A large federal financial agency needed to modernize paper-heavy operations without disrupting a 60-year-old master database. I built an AI-assisted translation layer over PEGA's agile delivery methodology, converting raw stakeholder transcripts and legacy processing rules directly into structured user stories, UAT scripts, and PEGA Blueprint architectures. 150+ stories shipped. 40% documentation acceleration. Zero legacy database disruptions.
The agency processes trillions of dollars annually but was running on fragmented, paper-heavy workflows tied to a 60-year-old IT architecture. Leadership had a mandate to modernize, but a traditional system replacement carried catastrophic risk. Disrupting the legacy database was not an option.
The solution was PEGA's "Digital Agility Layer" · a low-code approach that wraps modern digital workflows around the existing architecture without touching the core database. But modernization projects fail at the requirements phase, not the build phase. Converting complex federal processing rules from Direct Capture of Objectives (DCO) sessions into actionable PEGA architectures manually was a bottleneck that was grinding development sprints to a halt.
The requirements translation phase was fully manual. A human analyst had to read raw DCO session transcripts, extract processing logic, write SAFe-compliant user stories, and map them to PEGA architectures · one by one. Errors at this stage contaminated downstream development. SLA rules that were wrong meant non-compliant case routing. That could not happen in a federal financial context.
I was brought in as the bridge between federal stakeholders and the PEGA delivery team. My job was to fix the translation layer.
The first prompt versions produced generic agile output. They missed PEGA-specific persona mappings entirely and failed to capture the SLA escalation rules embedded in federal processing language. The AI was treating it like a standard product backlog exercise. It wasn't.
The jump from V1 to V4 required three key additions: a federal architect role context, strict negative constraints on SLA generation (extract only, never invent), and a forced UAT traceability requirement linking every test script back to its parent user story ID. Without those three constraints, the output was unusable in a compliance environment.
Operating in a FedRAMP-compliant environment meant one thing: invented outputs have legal consequences. I built three hard constraints into every production prompt.
1. SLA Extraction Lock: AI is strictly prohibited from generating or estimating Service Level Agreement timelines. All routing logic must be deterministically extracted from the federal source text · no inference, no estimation.
2. UAT Traceability: Every generated UAT script must cross-reference its parent user story ID. No orphaned test scripts. Audit-ready output by default.
3. SME Judgment Gate: All case lifecycles, personas, and data interfaces go through human review before entering PEGA Agile Studio. I was the human-in-the-loop on every output.
The SLA lock was the most important rule. In federal case management, a fabricated SLA timeline does not just create a bad user story · it creates a non-compliant workflow that reaches production. That is a different category of problem.

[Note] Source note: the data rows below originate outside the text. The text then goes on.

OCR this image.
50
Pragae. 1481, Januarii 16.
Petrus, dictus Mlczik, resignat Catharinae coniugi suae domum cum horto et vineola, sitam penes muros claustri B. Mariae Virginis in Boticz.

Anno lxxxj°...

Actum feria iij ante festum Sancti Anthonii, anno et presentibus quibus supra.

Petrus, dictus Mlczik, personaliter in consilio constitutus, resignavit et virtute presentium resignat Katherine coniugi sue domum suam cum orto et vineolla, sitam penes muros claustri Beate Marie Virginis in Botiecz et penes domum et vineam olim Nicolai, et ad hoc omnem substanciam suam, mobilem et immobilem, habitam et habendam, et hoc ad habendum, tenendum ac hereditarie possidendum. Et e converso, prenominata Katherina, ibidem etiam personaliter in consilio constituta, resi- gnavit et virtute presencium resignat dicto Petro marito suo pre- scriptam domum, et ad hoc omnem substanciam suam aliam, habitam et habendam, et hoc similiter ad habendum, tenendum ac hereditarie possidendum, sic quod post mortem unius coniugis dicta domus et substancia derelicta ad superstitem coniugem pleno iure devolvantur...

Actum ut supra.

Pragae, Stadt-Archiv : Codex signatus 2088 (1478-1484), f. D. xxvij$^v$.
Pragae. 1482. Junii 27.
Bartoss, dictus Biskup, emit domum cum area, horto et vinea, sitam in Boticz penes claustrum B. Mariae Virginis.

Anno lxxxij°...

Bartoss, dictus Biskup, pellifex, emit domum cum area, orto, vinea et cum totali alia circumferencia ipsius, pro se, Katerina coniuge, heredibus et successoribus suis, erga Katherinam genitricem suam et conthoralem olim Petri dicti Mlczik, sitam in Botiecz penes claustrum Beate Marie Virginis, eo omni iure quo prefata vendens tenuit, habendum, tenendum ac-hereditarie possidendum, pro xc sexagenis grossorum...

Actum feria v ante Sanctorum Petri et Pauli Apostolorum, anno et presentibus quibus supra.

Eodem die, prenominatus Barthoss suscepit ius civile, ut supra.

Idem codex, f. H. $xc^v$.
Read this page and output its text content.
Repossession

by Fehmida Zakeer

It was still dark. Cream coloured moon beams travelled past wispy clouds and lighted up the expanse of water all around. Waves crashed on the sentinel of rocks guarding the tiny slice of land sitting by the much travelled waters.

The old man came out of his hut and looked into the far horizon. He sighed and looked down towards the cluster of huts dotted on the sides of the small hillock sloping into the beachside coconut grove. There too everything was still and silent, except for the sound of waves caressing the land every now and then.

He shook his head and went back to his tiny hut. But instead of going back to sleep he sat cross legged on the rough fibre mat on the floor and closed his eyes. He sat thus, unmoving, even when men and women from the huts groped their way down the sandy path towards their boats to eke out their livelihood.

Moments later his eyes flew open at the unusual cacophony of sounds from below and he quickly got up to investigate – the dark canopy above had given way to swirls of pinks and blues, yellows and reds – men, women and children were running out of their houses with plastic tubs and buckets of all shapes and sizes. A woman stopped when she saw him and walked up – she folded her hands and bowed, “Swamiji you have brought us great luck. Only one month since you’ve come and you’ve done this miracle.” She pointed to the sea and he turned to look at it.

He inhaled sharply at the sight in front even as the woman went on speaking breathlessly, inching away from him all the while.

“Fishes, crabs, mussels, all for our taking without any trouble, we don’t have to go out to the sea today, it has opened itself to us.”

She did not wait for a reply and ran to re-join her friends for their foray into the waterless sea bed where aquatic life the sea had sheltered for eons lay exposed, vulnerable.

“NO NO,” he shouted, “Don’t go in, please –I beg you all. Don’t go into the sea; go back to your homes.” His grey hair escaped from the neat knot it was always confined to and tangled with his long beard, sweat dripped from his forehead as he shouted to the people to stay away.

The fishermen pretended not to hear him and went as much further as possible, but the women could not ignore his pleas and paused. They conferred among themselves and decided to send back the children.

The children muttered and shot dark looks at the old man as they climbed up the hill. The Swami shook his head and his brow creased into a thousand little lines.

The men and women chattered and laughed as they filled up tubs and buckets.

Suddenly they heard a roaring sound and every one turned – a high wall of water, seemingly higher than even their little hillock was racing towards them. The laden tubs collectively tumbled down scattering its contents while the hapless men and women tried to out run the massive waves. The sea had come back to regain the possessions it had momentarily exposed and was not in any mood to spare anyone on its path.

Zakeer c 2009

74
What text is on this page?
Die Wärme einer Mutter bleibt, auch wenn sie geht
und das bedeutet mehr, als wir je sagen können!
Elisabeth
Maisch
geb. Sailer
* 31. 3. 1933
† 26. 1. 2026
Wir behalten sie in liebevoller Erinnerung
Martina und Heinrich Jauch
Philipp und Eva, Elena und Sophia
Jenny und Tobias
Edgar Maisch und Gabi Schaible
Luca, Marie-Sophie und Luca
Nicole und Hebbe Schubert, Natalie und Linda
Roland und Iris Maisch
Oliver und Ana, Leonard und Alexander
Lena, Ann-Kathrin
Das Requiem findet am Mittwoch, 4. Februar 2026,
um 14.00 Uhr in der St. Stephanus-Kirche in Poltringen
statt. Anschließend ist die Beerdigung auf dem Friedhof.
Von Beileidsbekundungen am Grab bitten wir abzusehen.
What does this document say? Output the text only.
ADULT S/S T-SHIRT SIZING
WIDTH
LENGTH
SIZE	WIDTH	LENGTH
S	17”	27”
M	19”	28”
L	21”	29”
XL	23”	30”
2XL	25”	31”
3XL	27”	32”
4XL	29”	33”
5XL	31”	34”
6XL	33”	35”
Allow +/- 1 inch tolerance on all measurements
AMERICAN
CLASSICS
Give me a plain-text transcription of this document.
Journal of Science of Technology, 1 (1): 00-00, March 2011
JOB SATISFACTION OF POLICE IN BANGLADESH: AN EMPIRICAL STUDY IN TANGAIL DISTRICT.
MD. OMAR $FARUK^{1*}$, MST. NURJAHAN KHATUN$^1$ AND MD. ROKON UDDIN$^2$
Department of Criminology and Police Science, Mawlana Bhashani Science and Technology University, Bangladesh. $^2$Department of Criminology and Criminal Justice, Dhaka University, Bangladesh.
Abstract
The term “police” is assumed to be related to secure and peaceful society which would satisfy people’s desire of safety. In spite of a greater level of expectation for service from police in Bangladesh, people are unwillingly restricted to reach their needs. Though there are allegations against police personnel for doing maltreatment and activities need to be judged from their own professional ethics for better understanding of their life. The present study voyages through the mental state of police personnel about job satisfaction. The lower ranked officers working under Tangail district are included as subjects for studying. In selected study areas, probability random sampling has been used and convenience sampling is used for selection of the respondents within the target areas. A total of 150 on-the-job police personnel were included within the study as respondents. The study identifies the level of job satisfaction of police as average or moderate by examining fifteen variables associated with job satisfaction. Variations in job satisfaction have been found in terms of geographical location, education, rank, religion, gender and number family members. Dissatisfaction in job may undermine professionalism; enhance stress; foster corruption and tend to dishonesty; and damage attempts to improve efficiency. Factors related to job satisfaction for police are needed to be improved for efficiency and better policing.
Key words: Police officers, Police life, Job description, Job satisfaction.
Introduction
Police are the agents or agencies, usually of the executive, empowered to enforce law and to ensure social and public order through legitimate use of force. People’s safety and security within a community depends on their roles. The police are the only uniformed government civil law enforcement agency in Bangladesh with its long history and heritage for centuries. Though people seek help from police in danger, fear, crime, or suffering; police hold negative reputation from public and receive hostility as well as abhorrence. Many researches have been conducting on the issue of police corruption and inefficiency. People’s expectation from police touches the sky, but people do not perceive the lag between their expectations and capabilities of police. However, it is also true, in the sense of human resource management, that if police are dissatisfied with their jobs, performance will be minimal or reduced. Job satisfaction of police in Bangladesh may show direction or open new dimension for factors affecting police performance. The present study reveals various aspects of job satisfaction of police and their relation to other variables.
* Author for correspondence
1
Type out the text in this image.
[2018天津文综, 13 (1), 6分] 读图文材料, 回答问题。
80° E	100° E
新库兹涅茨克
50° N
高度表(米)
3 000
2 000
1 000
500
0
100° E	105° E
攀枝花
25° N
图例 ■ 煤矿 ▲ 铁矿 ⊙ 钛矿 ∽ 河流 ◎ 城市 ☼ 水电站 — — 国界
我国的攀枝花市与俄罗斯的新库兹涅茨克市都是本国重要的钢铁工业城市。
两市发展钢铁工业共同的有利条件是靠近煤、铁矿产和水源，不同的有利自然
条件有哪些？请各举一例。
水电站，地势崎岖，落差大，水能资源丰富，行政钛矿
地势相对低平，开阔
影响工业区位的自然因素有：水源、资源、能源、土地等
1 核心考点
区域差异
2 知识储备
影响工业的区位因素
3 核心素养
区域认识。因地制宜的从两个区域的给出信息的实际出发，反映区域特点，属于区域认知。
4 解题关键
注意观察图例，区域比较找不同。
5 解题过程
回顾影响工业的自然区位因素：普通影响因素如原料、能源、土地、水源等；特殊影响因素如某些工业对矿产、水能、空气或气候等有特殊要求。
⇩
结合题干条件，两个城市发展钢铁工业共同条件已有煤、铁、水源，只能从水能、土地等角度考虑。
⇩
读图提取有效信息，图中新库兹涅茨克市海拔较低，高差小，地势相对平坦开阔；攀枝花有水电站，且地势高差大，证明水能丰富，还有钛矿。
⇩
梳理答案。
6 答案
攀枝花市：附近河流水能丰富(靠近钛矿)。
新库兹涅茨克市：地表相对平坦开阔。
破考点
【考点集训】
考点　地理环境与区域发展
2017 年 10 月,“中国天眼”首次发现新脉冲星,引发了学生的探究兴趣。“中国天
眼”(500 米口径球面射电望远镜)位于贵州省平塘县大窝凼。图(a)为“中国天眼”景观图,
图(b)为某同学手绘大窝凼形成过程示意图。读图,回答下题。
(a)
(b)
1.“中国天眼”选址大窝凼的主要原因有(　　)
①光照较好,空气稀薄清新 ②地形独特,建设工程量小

| Evaluation Criterion | V1 Output | V4 Production Output | Status |
|---|---|---|---|
| PEGA Microjourney Alignment (SME Review) | 20% | 100% | PASS |
| SLA Rule Fidelity (Source-to-Output Match) | 45% · active hallucinations | 100% strict extraction | PASS |
| UAT Script Traceability (ID Cross-Reference) | 0% | 100% | PASS |
| Documentation & Backlog Acceleration | Baseline | 40% faster time-to-groom | PASS |
V1's SLA hallucination failure was the clearest example of why the guardrails existed. The AI generated SLA timelines that were not present in the source text · plausible-sounding but non-compliant. Adding the strict extraction constraint and running a source-to-output match against the federal processing rules eliminated the problem entirely. The AI handles translation volume. I handle accuracy against compliance standards.
The translation layer I built was scoped to one modernization workstream. Applied across all Microjourney tracks in a full PEGA enterprise deployment, the same AI-assisted methodology would compress the entire Discover and Prepare phase · the most time-intensive part of any low-code modernization · by a comparable margin without additional headcount.